IV. The 'Valley of Death' between Ideal and Reality

But that said, after I replaced my phone screen, I found a problem: although the screen was replaced, the sealing glue was not applied evenly, and the waterproofing was basically ruined. This is the side effect of 'flattening'—a lower threshold does not mean there are no pitfalls.

Midnight's Compact faces the same challenge. No matter how beautifully the white paper is written, or how intelligently the compiler translates, if the output circuit is inefficient (Proof size is too large or validation time is too long), or if there are security vulnerabilities under extreme boundary conditions, developers will still hesitate to migrate on a large scale.

Developers are a very pragmatic group. Their tolerance for tools is extremely low:

  • Documentation: If I search for an error and can't find a solution, I'll leave immediately.

  • Debugging: If I write the wrong logic and the compiler gives me the prompt 'Unknown Error', I will definitely smash my keyboard.

  • Compatibility: Can it seamlessly integrate into my existing development flow?

Midnight says they will provide a complete development environment and support framework, which sounds great, but the real battlefield is in the first three months after the mainnet goes live. During that time, how quickly bugs in the community are resolved and how frequently tutorials are updated will directly determine whether it becomes the next industry standard or devolves into a 'cool-looking but unused laboratory toy.'

V. Conclusion: The Future After Flattening

I've always felt that a sign of technological maturity is that it becomes 'invisible'.
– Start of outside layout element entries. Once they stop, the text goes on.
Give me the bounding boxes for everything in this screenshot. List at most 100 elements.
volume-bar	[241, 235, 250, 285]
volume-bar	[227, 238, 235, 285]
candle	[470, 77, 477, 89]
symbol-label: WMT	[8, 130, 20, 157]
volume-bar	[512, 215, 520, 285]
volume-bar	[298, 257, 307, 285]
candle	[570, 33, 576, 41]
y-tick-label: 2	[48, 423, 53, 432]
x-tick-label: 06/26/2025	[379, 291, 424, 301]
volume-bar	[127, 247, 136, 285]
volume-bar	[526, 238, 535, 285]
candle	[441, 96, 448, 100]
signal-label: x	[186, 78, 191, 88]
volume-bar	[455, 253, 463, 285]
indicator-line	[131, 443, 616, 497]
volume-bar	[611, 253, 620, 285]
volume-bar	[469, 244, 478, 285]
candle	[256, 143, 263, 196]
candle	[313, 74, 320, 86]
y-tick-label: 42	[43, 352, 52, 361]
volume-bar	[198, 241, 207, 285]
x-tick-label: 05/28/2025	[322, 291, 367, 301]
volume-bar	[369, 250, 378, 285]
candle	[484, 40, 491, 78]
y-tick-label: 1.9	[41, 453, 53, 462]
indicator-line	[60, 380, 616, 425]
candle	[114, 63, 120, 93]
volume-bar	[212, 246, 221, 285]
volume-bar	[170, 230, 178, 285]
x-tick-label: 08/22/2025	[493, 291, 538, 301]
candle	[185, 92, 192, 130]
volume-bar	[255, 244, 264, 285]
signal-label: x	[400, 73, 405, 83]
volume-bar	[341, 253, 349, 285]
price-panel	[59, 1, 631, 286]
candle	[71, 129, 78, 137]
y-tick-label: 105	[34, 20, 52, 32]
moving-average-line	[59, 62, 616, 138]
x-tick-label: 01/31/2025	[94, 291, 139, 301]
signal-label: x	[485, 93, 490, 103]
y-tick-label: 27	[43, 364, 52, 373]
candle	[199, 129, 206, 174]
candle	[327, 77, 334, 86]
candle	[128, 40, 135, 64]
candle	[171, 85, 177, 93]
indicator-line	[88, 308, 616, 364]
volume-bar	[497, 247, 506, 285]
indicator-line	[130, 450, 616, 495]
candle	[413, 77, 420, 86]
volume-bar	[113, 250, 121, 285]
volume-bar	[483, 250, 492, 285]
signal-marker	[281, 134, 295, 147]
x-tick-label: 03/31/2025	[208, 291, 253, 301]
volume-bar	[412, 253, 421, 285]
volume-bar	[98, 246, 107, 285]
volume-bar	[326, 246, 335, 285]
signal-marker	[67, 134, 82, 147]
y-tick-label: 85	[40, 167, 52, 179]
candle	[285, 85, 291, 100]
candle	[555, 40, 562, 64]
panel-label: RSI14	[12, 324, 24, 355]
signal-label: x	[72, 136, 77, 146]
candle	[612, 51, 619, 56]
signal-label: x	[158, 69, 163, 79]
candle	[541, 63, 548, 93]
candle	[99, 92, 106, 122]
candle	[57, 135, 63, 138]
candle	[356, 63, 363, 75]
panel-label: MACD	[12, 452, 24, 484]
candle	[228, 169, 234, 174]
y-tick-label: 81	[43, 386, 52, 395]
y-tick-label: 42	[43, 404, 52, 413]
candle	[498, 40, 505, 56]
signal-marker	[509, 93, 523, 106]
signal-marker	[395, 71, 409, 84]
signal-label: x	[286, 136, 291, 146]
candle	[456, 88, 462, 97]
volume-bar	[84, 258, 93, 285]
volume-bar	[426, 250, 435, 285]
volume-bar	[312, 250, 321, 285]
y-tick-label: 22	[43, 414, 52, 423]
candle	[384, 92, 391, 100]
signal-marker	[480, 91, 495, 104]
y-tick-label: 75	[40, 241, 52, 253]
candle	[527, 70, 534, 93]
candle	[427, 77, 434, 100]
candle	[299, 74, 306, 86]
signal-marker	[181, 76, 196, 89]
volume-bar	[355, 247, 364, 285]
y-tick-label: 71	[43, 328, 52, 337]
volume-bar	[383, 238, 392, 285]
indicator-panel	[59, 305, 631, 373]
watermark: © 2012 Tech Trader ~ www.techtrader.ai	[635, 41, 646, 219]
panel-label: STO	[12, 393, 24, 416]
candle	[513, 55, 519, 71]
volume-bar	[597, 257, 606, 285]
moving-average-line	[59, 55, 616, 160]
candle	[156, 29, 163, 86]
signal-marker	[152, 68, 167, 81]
When you buy things on Taobao, you don't need to know how the underlying distributed database shards and partitions; when you open a webpage, you don't need to know how the TCP/IP protocol handshakes. ZK should be the same.

The goal of Compact should be to make the term 'zero-knowledge proof' disappear from developer discussions. People will no longer discuss 'how do I write a ZK circuit', but will instead discuss 'what functions my privacy contract implements.'

As the comment section of that screen replacement video says: 'So that's how it is, I can write too.'

If that day really comes, privacy applications will have truly begun their narrative. Whether they can succeed, we don't look at PPTs, but at the GitHub commit records after the mainnet goes live.